Critics of these studies that support the excellence of home schooling say that they are flawed because every home school student is not required to participate, so many, they say, maybe failing.  SAT and ACT test scores of home schoolers as a group are above the averages, yet they say it does not prove home schoolers are smarter, but it certainly shows that home school graduates are above the average of all students taking these college admission tests.  The authors cite concern among “school officials, and some researchers that the number of home-school failures is growing at a rate and a cost that is unknown.”

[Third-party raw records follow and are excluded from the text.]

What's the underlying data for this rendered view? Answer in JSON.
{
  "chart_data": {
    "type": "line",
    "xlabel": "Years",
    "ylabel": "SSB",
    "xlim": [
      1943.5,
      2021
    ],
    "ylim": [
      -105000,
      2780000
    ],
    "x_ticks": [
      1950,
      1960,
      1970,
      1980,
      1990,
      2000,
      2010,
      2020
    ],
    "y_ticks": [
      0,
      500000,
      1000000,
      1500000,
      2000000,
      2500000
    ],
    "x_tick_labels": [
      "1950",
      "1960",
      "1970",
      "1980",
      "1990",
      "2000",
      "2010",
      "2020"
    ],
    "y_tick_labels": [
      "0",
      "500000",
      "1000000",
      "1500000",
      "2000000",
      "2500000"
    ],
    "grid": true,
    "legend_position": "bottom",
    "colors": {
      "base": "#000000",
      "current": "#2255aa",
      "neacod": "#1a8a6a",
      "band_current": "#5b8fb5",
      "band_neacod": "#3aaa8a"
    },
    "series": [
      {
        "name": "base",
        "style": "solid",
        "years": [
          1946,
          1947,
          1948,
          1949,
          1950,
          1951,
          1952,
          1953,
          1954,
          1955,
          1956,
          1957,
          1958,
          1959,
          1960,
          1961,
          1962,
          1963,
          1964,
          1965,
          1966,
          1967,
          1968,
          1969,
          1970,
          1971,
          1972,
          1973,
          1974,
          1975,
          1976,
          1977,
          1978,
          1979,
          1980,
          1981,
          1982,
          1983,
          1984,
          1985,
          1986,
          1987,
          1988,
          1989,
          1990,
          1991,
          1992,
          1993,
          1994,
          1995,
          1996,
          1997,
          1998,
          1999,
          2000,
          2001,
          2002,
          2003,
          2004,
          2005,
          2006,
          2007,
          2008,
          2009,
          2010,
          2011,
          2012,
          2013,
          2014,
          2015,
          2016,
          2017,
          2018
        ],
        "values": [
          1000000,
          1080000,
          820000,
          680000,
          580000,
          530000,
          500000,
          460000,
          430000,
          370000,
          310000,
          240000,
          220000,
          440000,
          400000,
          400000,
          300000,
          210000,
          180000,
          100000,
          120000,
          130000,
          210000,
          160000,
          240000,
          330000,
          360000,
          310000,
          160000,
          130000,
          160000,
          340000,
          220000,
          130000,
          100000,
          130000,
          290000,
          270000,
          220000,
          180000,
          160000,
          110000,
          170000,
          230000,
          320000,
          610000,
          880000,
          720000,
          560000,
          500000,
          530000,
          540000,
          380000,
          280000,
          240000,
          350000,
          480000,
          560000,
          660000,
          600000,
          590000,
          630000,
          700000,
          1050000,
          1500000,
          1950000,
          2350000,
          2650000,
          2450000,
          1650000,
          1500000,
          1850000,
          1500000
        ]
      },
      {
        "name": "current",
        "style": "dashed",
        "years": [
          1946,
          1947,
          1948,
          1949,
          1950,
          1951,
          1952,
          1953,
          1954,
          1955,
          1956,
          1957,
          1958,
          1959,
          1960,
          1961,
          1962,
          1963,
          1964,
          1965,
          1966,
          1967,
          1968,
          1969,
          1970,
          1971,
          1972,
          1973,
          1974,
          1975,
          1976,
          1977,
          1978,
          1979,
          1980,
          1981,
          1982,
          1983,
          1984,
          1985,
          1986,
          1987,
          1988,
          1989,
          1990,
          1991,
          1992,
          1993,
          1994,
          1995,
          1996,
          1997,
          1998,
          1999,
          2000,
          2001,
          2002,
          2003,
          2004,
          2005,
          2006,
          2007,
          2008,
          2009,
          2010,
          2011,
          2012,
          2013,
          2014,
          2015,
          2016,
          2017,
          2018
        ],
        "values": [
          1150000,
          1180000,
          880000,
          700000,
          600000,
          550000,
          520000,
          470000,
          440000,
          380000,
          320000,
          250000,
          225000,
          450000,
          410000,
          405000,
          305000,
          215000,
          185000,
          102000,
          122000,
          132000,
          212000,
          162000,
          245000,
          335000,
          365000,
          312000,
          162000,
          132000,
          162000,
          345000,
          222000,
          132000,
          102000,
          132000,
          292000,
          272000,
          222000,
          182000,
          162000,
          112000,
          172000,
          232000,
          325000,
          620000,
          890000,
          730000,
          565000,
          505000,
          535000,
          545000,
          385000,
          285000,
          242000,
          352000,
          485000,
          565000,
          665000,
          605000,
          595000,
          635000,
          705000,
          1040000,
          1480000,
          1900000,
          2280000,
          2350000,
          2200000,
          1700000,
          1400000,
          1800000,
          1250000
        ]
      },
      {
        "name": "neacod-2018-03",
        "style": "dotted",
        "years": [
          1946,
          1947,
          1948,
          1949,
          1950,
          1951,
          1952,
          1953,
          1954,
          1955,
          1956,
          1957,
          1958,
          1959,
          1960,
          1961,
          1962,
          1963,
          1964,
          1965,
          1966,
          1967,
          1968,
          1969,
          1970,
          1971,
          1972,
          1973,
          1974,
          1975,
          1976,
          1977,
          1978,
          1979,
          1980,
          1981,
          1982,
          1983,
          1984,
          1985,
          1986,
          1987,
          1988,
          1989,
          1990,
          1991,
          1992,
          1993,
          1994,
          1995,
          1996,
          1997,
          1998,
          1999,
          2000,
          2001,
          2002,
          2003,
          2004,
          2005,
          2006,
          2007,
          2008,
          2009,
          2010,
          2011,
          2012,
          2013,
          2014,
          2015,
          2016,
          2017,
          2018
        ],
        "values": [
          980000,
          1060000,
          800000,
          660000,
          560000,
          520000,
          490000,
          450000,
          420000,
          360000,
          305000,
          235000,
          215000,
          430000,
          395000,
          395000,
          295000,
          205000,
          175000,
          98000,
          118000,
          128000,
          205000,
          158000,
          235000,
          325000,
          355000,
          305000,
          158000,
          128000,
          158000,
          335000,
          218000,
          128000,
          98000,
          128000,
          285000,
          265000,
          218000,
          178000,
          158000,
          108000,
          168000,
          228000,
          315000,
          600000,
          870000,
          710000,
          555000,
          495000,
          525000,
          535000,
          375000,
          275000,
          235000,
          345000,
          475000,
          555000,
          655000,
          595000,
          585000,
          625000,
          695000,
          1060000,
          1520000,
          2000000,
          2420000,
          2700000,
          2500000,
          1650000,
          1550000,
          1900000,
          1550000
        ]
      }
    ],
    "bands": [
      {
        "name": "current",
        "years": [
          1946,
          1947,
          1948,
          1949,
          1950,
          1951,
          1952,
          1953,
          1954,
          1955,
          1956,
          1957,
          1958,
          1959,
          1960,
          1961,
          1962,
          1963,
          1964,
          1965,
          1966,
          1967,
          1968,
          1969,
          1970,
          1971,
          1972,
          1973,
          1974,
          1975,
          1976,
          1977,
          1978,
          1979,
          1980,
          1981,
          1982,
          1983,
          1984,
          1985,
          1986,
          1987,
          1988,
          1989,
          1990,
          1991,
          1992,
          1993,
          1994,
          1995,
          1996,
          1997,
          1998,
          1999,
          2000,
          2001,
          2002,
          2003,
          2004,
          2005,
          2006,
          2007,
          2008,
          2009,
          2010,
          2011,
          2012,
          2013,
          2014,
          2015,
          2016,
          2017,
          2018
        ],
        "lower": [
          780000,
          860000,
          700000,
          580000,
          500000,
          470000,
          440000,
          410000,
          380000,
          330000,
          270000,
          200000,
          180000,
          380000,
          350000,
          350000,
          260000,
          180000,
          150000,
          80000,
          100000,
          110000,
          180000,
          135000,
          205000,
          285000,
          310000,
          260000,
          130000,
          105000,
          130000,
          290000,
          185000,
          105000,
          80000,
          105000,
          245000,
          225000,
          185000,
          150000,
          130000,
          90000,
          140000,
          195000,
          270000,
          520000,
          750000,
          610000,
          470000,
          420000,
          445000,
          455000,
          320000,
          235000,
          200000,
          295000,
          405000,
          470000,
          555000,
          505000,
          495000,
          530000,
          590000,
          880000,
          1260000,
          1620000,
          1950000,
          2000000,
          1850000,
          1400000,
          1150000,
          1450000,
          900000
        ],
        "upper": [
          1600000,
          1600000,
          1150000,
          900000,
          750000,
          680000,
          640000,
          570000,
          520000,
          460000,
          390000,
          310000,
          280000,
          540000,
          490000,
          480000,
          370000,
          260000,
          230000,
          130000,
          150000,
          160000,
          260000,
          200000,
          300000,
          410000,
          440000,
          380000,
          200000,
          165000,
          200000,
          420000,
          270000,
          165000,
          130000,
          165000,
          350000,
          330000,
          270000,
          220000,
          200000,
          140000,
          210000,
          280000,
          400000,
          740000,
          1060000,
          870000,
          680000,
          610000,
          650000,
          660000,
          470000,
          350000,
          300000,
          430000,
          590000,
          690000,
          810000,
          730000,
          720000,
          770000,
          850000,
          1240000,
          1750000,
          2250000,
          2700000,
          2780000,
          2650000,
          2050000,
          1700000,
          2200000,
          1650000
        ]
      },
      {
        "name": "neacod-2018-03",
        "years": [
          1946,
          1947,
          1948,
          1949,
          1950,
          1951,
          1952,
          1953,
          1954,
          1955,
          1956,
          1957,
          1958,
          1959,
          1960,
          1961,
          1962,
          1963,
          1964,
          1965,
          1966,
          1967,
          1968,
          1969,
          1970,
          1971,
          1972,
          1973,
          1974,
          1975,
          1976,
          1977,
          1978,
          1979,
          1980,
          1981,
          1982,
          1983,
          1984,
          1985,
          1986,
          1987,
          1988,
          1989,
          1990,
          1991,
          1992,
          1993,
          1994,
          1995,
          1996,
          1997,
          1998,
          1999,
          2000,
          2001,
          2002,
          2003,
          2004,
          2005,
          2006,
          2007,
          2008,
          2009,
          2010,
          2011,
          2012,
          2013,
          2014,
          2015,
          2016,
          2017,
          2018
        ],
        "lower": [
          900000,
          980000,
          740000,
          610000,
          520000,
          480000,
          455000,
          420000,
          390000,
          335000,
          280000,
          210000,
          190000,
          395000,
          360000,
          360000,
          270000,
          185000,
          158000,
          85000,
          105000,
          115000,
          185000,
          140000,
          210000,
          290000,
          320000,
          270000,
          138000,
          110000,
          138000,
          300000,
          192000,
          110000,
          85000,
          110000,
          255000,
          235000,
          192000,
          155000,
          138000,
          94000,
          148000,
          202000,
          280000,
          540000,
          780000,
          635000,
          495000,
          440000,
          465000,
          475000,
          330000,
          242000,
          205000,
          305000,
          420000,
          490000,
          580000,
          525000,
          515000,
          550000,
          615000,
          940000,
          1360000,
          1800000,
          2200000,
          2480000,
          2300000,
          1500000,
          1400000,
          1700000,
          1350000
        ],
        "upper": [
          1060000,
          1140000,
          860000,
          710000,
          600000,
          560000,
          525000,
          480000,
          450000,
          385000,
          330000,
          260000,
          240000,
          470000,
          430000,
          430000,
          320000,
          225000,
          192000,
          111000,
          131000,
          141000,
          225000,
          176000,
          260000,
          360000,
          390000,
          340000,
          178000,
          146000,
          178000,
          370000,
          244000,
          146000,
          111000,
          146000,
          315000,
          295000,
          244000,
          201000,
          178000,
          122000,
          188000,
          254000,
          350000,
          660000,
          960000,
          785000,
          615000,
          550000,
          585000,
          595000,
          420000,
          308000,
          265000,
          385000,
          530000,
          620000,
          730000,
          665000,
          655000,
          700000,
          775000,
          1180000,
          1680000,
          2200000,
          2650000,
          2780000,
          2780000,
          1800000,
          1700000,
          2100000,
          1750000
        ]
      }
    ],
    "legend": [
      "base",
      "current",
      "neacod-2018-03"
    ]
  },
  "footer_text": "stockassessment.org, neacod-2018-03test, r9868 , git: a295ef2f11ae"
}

We have conflicting interpretation of facts between those who believe that parents should have final authority in the educational decisions regarding their children and those who believe the state should exercise almost total control over the education of children.  In Texas, we support parents’ right to make educational decisions for their children whether it is for public, private, or home schools.  The evidence continues to mount that parents who choose to teach their children at home are doing an outstanding job in spite of those who challenge that simply because every state does not control and regulate home schooling as the National Education Association wishes and the authors seem to support.